I am thankful for my husband who loves me, supports me, encourages me, stands by me, is patient with me (and, oh, do I need a patient man), and is an all around rockstar. He is an incredible man, an awesome dad, a hard worker, a human calculator, and the reason we have any fun at all around here. He keeps me sane and balanced, and is every bit the parent that I am. He is involved in every part of this family. He’s my best friend, and I would never make it without him. He chose me. I chose him. I waited until I found THE GUY who would be all these things, and he was worth the wait.
I am thankful for my children. My husband and I went through several years of infertility and miscarriages. No doctor could tell us what was wrong, so we didn’t know what to try to fix. We ended up taking a break because my heart couldn’t take another loss. When I eventually felt ready to try, we were suddenly pregnant with triplets! I was terrified of another loss. It was an extremely difficult and dangerous pregnancy that almost cost me my life. They were born at 31 weeks, and were basically feeders and growers. We’ve been trying to keep up with them since. When they were 6 months old we both felt very strongly impressed that it was time to start trying again. Who does that? The thought I had was that it might take a few more years to get pregnant again. Nope. It took 2 months. And then less than two years after number 4, we had number 5 (which started out as number 5 and 6, but we lost one). Five kids in 3 years. I gave birth to a preschool. That’s not normal, folks. We took a couple years off because my body was really struggling, and then we had number 6, and our family was complete. Also, my doctor tied my tubes right then and there because if I had gone into labor I would have died. So for real, no more kids. We sacrificed a lot to have our family. It has cost me my health (see above), nearly cost me my life twice, damaged my body in serious ways (not just cosmetically), and it has occasionally cost me my sanity, but that makes me appreciate them more, especially during the hard times. And there are plenty of hard times. They are worth all of it and more. I am very aware that many women who would give anything to be mothers never get the blessings I have, and I don’t take it for granted.
The kids got up Wednesday morning and were dying to start Thanksgiving dinner. They made the cornbread, toasted the toast, and finished the dressing most of the way (I diced the onions and celery and oversaw measuring the herbs). They made the strawberry cake and frosting, the corn pudding, the strawberry banana pineapple jello salad, and more unassisted! They did so great! All those years cooking together and teaching them to read recipes has paid off. I have my very own army of chefs.
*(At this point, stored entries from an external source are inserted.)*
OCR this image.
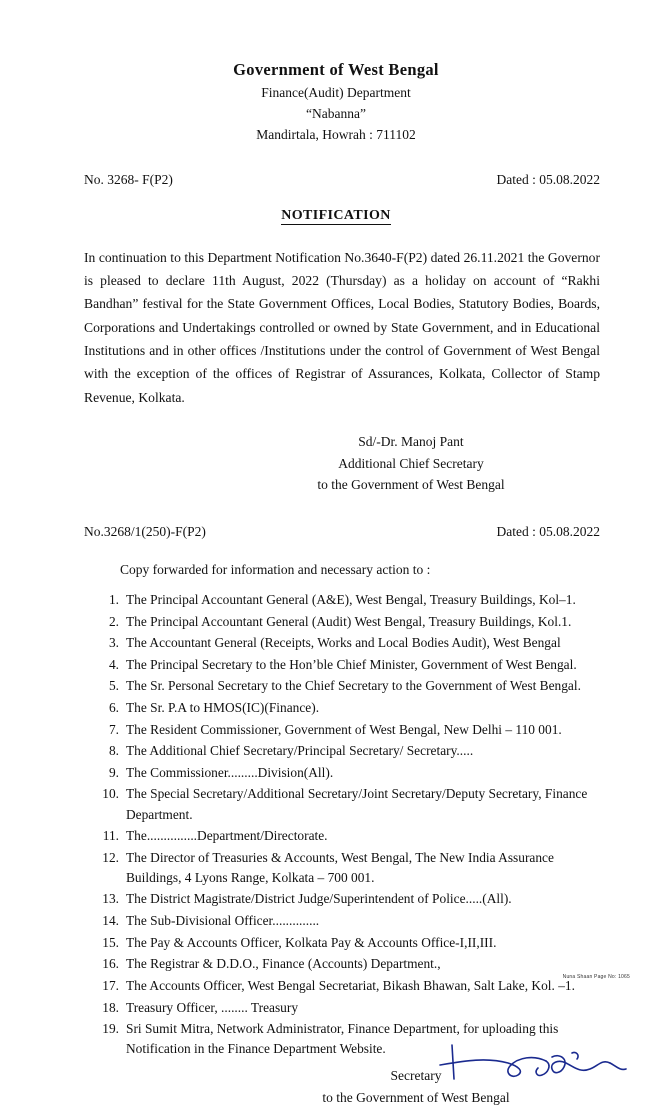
Government of West Bengal
Finance(Audit) Department
“Nabanna”
Mandirtala, Howrah : 711102
No. 3268- F(P2)	Dated : 05.08.2022
NOTIFICATION
In continuation to this Department Notification No.3640-F(P2) dated 26.11.2021 the Governor is pleased to declare 11th August, 2022 (Thursday) as a holiday on account of “Rakhi Bandhan” festival for the State Government Offices, Local Bodies, Statutory Bodies, Boards, Corporations and Undertakings controlled or owned by State Government, and in Educational Institutions and in other offices /Institutions under the control of Government of West Bengal with the exception of the offices of Registrar of Assurances, Kolkata, Collector of Stamp Revenue, Kolkata.
Sd/-Dr. Manoj Pant
Additional Chief Secretary
to the Government of West Bengal
No.3268/1(250)-F(P2)	Dated : 05.08.2022
Copy forwarded for information and necessary action to :
1. The Principal Accountant General (A&E), West Bengal, Treasury Buildings, Kol–1.
2. The Principal Accountant General (Audit) West Bengal, Treasury Buildings, Kol.1.
3. The Accountant General (Receipts, Works and Local Bodies Audit), West Bengal
4. The Principal Secretary to the Hon’ble Chief Minister, Government of West Bengal.
5. The Sr. Personal Secretary to the Chief Secretary to the Government of West Bengal.
6. The Sr. P.A to HMOS(IC)(Finance).
7. The Resident Commissioner, Government of West Bengal, New Delhi – 110 001.
8. The Additional Chief Secretary/Principal Secretary/ Secretary.....
9. The Commissioner.........Division(All).
10. The Special Secretary/Additional Secretary/Joint Secretary/Deputy Secretary, Finance Department.
11. The...............Department/Directorate.
12. The Director of Treasuries & Accounts, West Bengal, The New India Assurance Buildings, 4 Lyons Range, Kolkata – 700 001.
13. The District Magistrate/District Judge/Superintendent of Police.....(All).
14. The Sub-Divisional Officer..............
15. The Pay & Accounts Officer, Kolkata Pay & Accounts Office-I,II,III.
16. The Registrar & D.D.O., Finance (Accounts) Department.,
17. The Accounts Officer, West Bengal Secretariat, Bikash Bhawan, Salt Lake, Kol. –1.
18. Treasury Officer, ........ Treasury
19. Sri Sumit Mitra, Network Administrator, Finance Department, for uploading this Notification in the Finance Department Website.
Secretary
to the Government of West Bengal
Nuna Shaan Page No: 1065
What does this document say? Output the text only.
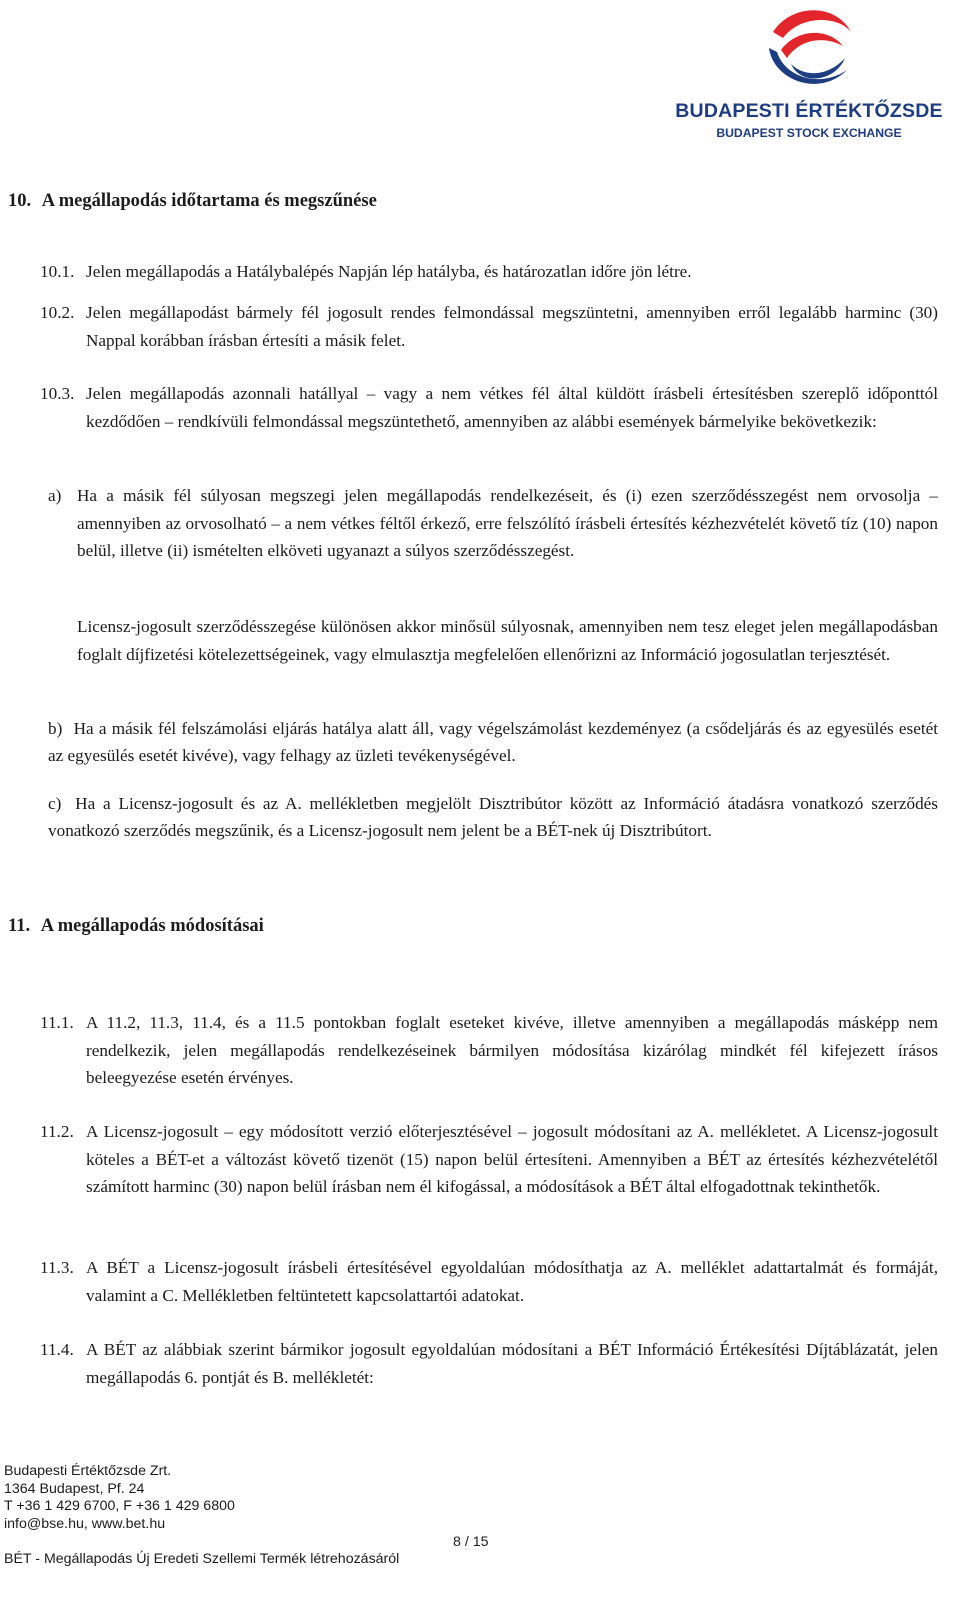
BUDAPESTI ÉRTÉKTŐZSDE
BUDAPEST STOCK EXCHANGE
10. A megállapodás időtartama és megszűnése
10.1. Jelen megállapodás a Hatálybalépés Napján lép hatályba, és határozatlan időre jön létre.
10.2. Jelen megállapodást bármely fél jogosult rendes felmondással megszüntetni, amennyiben erről legalább harminc (30) Nappal korábban írásban értesíti a másik felet.
10.3. Jelen megállapodás azonnali hatállyal – vagy a nem vétkes fél által küldött írásbeli értesítésben szereplő időponttól kezdődően – rendkívüli felmondással megszüntethető, amennyiben az alábbi események bármelyike bekövetkezik:
a) Ha a másik fél súlyosan megszegi jelen megállapodás rendelkezéseit, és (i) ezen szerződésszegést nem orvosolja – amennyiben az orvosolható – a nem vétkes féltől érkező, erre felszólító írásbeli értesítés kézhezvételét követő tíz (10) napon belül, illetve (ii) ismételten elköveti ugyanazt a súlyos szerződésszegést.
Licensz-jogosult szerződésszegése különösen akkor minősül súlyosnak, amennyiben nem tesz eleget jelen megállapodásban foglalt díjfizetési kötelezettségeinek, vagy elmulasztja megfelelően ellenőrizni az Információ jogosulatlan terjesztését.
b) Ha a másik fél felszámolási eljárás hatálya alatt áll, vagy végelszámolást kezdeményez (a csődeljárás és az egyesülés esetét
az egyesülés esetét kivéve), vagy felhagy az üzleti tevékenységével.
c) Ha a Licensz-jogosult és az A. mellékletben megjelölt Disztribútor között az Információ átadásra vonatkozó szerződés
vonatkozó szerződés megszűnik, és a Licensz-jogosult nem jelent be a BÉT-nek új Disztribútort.
11. A megállapodás módosításai
11.1. A 11.2, 11.3, 11.4, és a 11.5 pontokban foglalt eseteket kivéve, illetve amennyiben a megállapodás másképp nem rendelkezik, jelen megállapodás rendelkezéseinek bármilyen módosítása kizárólag mindkét fél kifejezett írásos beleegyezése esetén érvényes.
11.2. A Licensz-jogosult – egy módosított verzió előterjesztésével – jogosult módosítani az A. mellékletet. A Licensz-jogosult köteles a BÉT-et a változást követő tizenöt (15) napon belül értesíteni. Amennyiben a BÉT az értesítés kézhezvételétől számított harminc (30) napon belül írásban nem él kifogással, a módosítások a BÉT által elfogadottnak tekinthetők.
11.3. A BÉT a Licensz-jogosult írásbeli értesítésével egyoldalúan módosíthatja az A. melléklet adattartalmát és formáját, valamint a C. Mellékletben feltüntetett kapcsolattartói adatokat.
11.4. A BÉT az alábbiak szerint bármikor jogosult egyoldalúan módosítani a BÉT Információ Értékesítési Díjtáblázatát, jelen megállapodás 6. pontját és B. mellékletét:
Budapesti Értéktőzsde Zrt.
1364 Budapest, Pf. 24
T +36 1 429 6700, F +36 1 429 6800
info@bse.hu, www.bet.hu
8 / 15
BÉT - Megállapodás Új Eredeti Szellemi Termék létrehozásáról
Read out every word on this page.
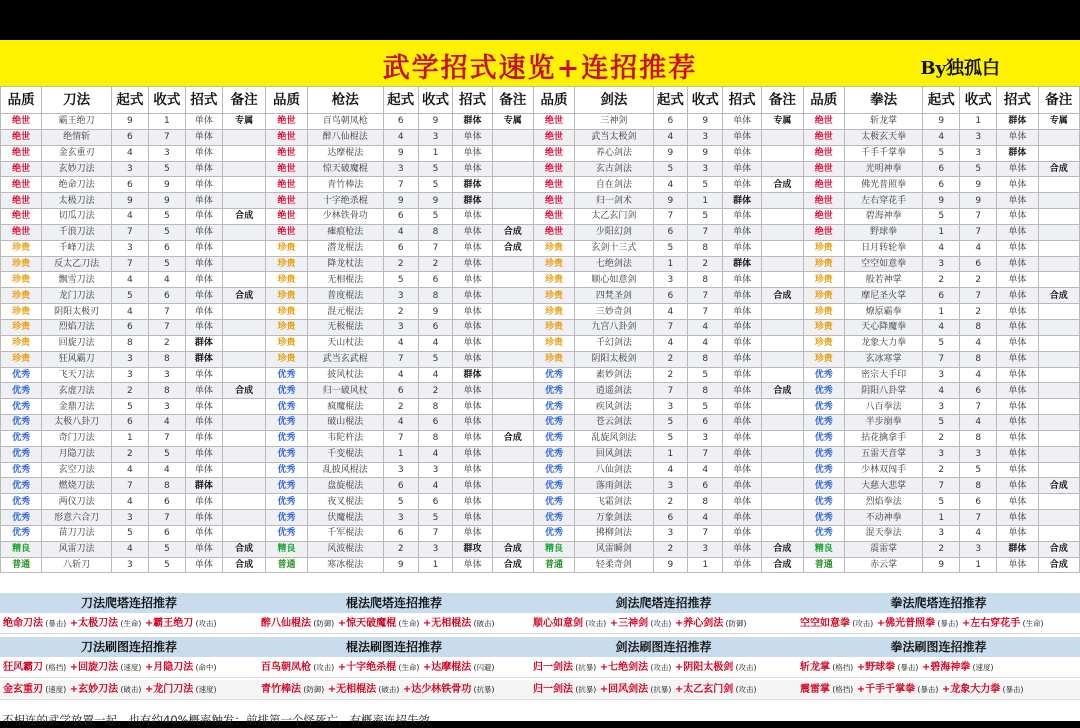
武学招式速览+连招推荐	By独孤白
品质	刀法	起式	收式	招式	备注	品质	枪法	起式	收式	招式	备注	品质	剑法	起式	收式	招式	备注	品质	拳法	起式	收式	招式	备注
绝世	霸王绝刀	9	1	单体	专属	绝世	百鸟朝凤枪	6	9	群体	专属	绝世	三神剑	6	9	单体	专属	绝世	斩龙掌	9	1	群体	专属
绝世	绝情斩	6	7	单体		绝世	醉八仙棍法	4	3	单体		绝世	武当太极剑	4	3	单体		绝世	太极玄天拳	4	3	单体	
绝世	金玄重刃	4	3	单体		绝世	达摩棍法	9	1	单体		绝世	养心剑法	9	9	单体		绝世	千手千掌拳	5	3	群体	
绝世	玄妙刀法	3	5	单体		绝世	惊天破魔棍	3	5	单体		绝世	玄古剑法	5	3	单体		绝世	光明神拳	6	5	单体	合成
绝世	绝命刀法	6	9	单体		绝世	青竹棒法	7	5	群体		绝世	自在剑法	4	5	单体	合成	绝世	佛光普照拳	6	9	单体	
绝世	太极刀法	9	9	单体		绝世	十字绝杀棍	9	9	群体		绝世	归一剑术	9	1	群体		绝世	左右穿花手	9	9	单体	
绝世	切瓜刀法	4	5	单体	合成	绝世	少林铁骨功	6	5	单体		绝世	太乙玄门剑	7	5	单体		绝世	碧海神拳	5	7	单体	
绝世	千浪刀法	7	5	单体		绝世	瘫痕枪法	4	8	单体	合成	绝世	少阳幻剑	6	7	单体		绝世	野球拳	1	7	单体	
珍贵	千峰刀法	3	6	单体		珍贵	潜龙棍法	6	7	单体	合成	珍贵	玄剑十三式	5	8	单体		珍贵	日月转轮拳	4	4	单体	
珍贵	反太乙刀法	7	5	单体		珍贵	降龙杖法	2	2	单体		珍贵	七绝剑法	1	2	群体		珍贵	空空如意拳	3	6	单体	
珍贵	飘雪刀法	4	4	单体		珍贵	无相棍法	5	6	单体		珍贵	顺心如意剑	3	8	单体		珍贵	般若神掌	2	2	单体	
珍贵	龙门刀法	5	6	单体	合成	珍贵	普度棍法	3	8	单体		珍贵	四梵圣剑	6	7	单体	合成	珍贵	摩尼圣火掌	6	7	单体	合成
珍贵	阴阳太极刃	4	7	单体		珍贵	混元棍法	2	9	单体		珍贵	三妙奇剑	4	7	单体		珍贵	燎原霸拳	1	2	单体	
珍贵	烈焰刀法	6	7	单体		珍贵	无极棍法	3	6	单体		珍贵	九宫八卦剑	7	4	单体		珍贵	天心降魔拳	4	8	单体	
珍贵	回旋刀法	8	2	群体		珍贵	天山杖法	4	4	单体		珍贵	千幻剑法	4	4	单体		珍贵	龙象大力拳	5	4	单体	
珍贵	狂风霸刀	3	8	群体		珍贵	武当玄武棍	7	5	单体		珍贵	阴阳太极剑	2	8	单体		珍贵	玄冰寒掌	7	8	单体	
优秀	飞天刀法	3	3	单体		优秀	披风杖法	4	4	群体		优秀	素妙剑法	2	5	单体		优秀	密宗大手印	3	4	单体	
优秀	玄虚刀法	2	8	单体	合成	优秀	归一破风杖	6	2	单体		优秀	逍遥剑法	7	8	单体	合成	优秀	阴阳八卦掌	4	6	单体	
优秀	金鼎刀法	5	3	单体		优秀	疯魔棍法	2	8	单体		优秀	疾风剑法	3	5	单体		优秀	八百拳法	3	7	单体	
优秀	太极八卦刀	6	4	单体		优秀	破山棍法	4	6	单体		优秀	苍云剑法	5	6	单体		优秀	半步崩拳	5	4	单体	
优秀	奇门刀法	1	7	单体		优秀	韦陀杵法	7	8	单体	合成	优秀	乱旋风剑法	5	3	单体		优秀	拈花擒拿手	2	8	单体	
优秀	月隐刀法	2	5	单体		优秀	千变棍法	1	4	单体		优秀	回风剑法	1	7	单体		优秀	五雷天音掌	3	3	单体	
优秀	玄空刀法	4	4	单体		优秀	乱披风棍法	3	3	单体		优秀	八仙剑法	4	4	单体		优秀	少林双闯手	2	5	单体	
优秀	燃烧刀法	7	8	群体		优秀	盘旋棍法	6	4	单体		优秀	落雨剑法	3	6	单体		优秀	大慈大悲掌	7	8	单体	合成
优秀	两仪刀法	4	6	单体		优秀	夜叉棍法	5	6	单体		优秀	飞霜剑法	2	8	单体		优秀	烈焰拳法	5	6	单体	
优秀	形意六合刀	3	7	单体		优秀	伏魔棍法	3	5	单体		优秀	万象剑法	6	4	单体		优秀	不动神拳	1	7	单体	
优秀	苗刀刀法	5	6	单体		优秀	千军棍法	6	7	单体		优秀	拂柳剑法	3	7	单体		优秀	混天拳法	3	4	单体	
精良	风雷刀法	4	5	单体	合成	精良	风波棍法	2	3	群攻	合成	精良	风雷瞬剑	2	3	单体	合成	精良	震雷掌	2	3	群体	合成
普通	八斩刀	3	5	单体	合成	普通	寒冰棍法	9	1	单体	合成	普通	轻柔奇剑	9	1	单体	合成	普通	赤云掌	9	1	单体	合成
刀法爬塔连招推荐	棍法爬塔连招推荐	剑法爬塔连招推荐	拳法爬塔连招推荐
绝命刀法 (暴击) +太极刀法 (生命) +霸王绝刀 (攻击)	醉八仙棍法 (防御) +惊天破魔棍 (生命) +无相棍法 (破击)	顺心如意剑 (攻击) +三神剑 (攻击) +养心剑法 (防御)	空空如意拳 (攻击) +佛光普照拳 (暴击) +左右穿花手 (生命)
刀法刷图连招推荐	棍法刷图连招推荐	剑法刷图连招推荐	拳法刷图连招推荐
狂风霸刀 (格挡) +回旋刀法 (速度) +月隐刀法 (命中)	百鸟朝凤枪 (攻击) +十字绝杀棍 (生命) +达摩棍法 (闪避)	归一剑法 (抗暴) +七绝剑法 (攻击) +阴阳太极剑 (攻击)	斩龙掌 (格挡) +野球拳 (暴击) +碧海神拳 (速度)
金玄重刃 (速度) +玄妙刀法 (破击) +龙门刀法 (速度)	青竹棒法 (防御) +无相棍法 (破击) +达少林铁骨功 (抗暴)	归一剑法 (抗暴) +回风剑法 (抗暴) +太乙玄门剑 (攻击)	震雷掌 (格挡) +千手千掌拳 (暴击) +龙象大力拳 (暴击)
不相连的武学放置一起，也有约40%概率触发；前排第一个怪死亡，有概率连招失效
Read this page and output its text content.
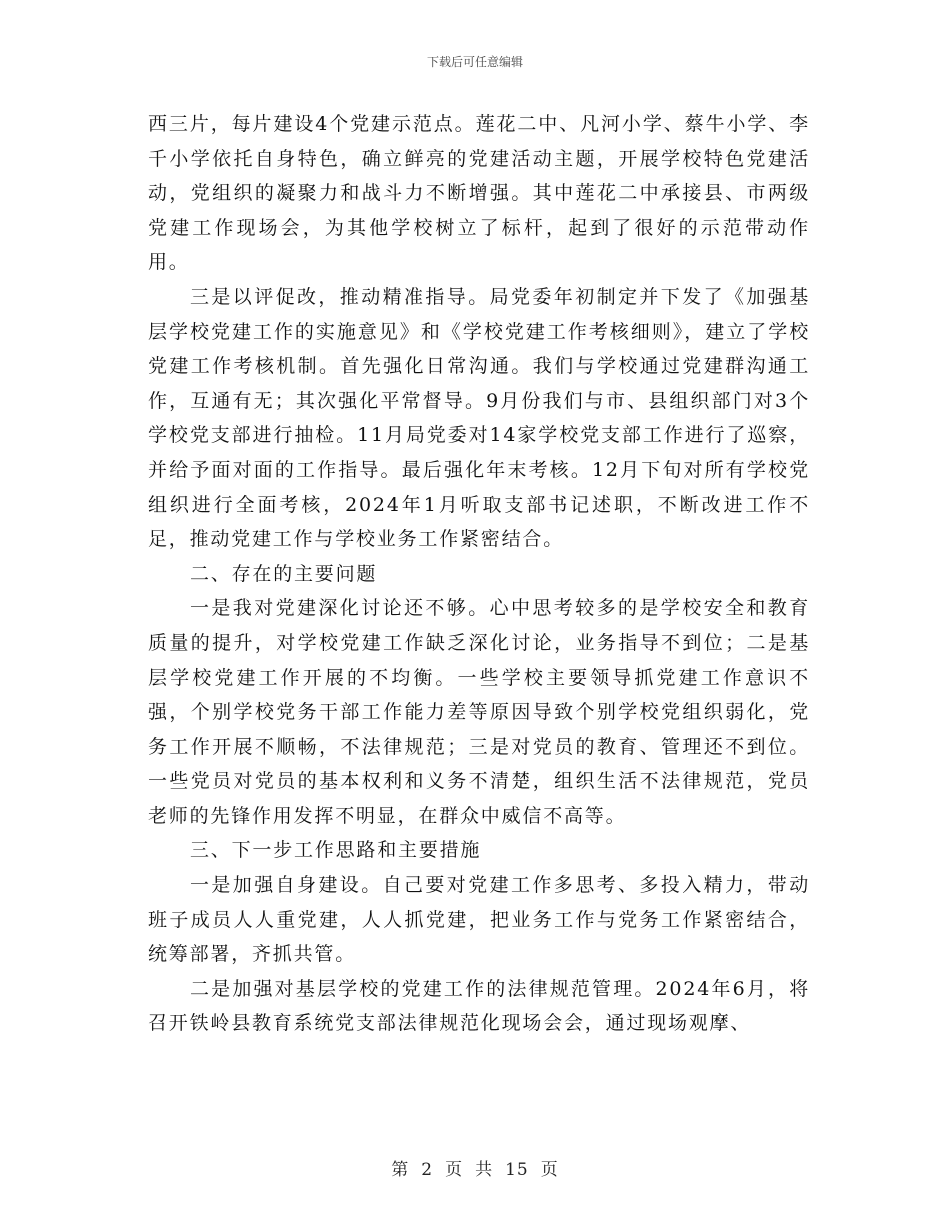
下载后可任意编辑

西三片，每片建设4个党建示范点。莲花二中、凡河小学、蔡牛小学、李千小学依托自身特色，确立鲜亮的党建活动主题，开展学校特色党建活动，党组织的凝聚力和战斗力不断增强。其中莲花二中承接县、市两级党建工作现场会，为其他学校树立了标杆，起到了很好的示范带动作用。

三是以评促改，推动精准指导。局党委年初制定并下发了《加强基层学校党建工作的实施意见》和《学校党建工作考核细则》，建立了学校党建工作考核机制。首先强化日常沟通。我们与学校通过党建群沟通工作，互通有无；其次强化平常督导。9月份我们与市、县组织部门对3个学校党支部进行抽检。11月局党委对14家学校党支部工作进行了巡察，并给予面对面的工作指导。最后强化年末考核。12月下旬对所有学校党组织进行全面考核，2024年1月听取支部书记述职，不断改进工作不足，推动党建工作与学校业务工作紧密结合。

二、存在的主要问题

一是我对党建深化讨论还不够。心中思考较多的是学校安全和教育质量的提升，对学校党建工作缺乏深化讨论，业务指导不到位；二是基层学校党建工作开展的不均衡。一些学校主要领导抓党建工作意识不强，个别学校党务干部工作能力差等原因导致个别学校党组织弱化，党务工作开展不顺畅，不法律规范；三是对党员的教育、管理还不到位。一些党员对党员的基本权利和义务不清楚，组织生活不法律规范，党员老师的先锋作用发挥不明显，在群众中威信不高等。

三、下一步工作思路和主要措施

一是加强自身建设。自己要对党建工作多思考、多投入精力，带动班子成员人人重党建，人人抓党建，把业务工作与党务工作紧密结合，统筹部署，齐抓共管。

二是加强对基层学校的党建工作的法律规范管理。2024年6月，将召开铁岭县教育系统党支部法律规范化现场会会，通过现场观摩、

第 2 页 共 15 页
I am grateful to live in this great nation where we have freedoms, opportunity, and rights. We often take it for granted. If you’ve never lived somewhere this isn’t the case, it’s hard to appreciate it sometimes. Remember that We the People make it great, even if the world’s oldest toddler is sitting in the big chair. We have a voice, we create change, we are the power behind this country, and we make it what it is. I’m grateful to all those who sacrificed and dreamed and came to this country to build something better, and to be free, especially my own ancestors. What they did was brave and hard and cost many of them their lives.
I hope you had a wonderful Thanksgiving with people you love! What are you thankful for?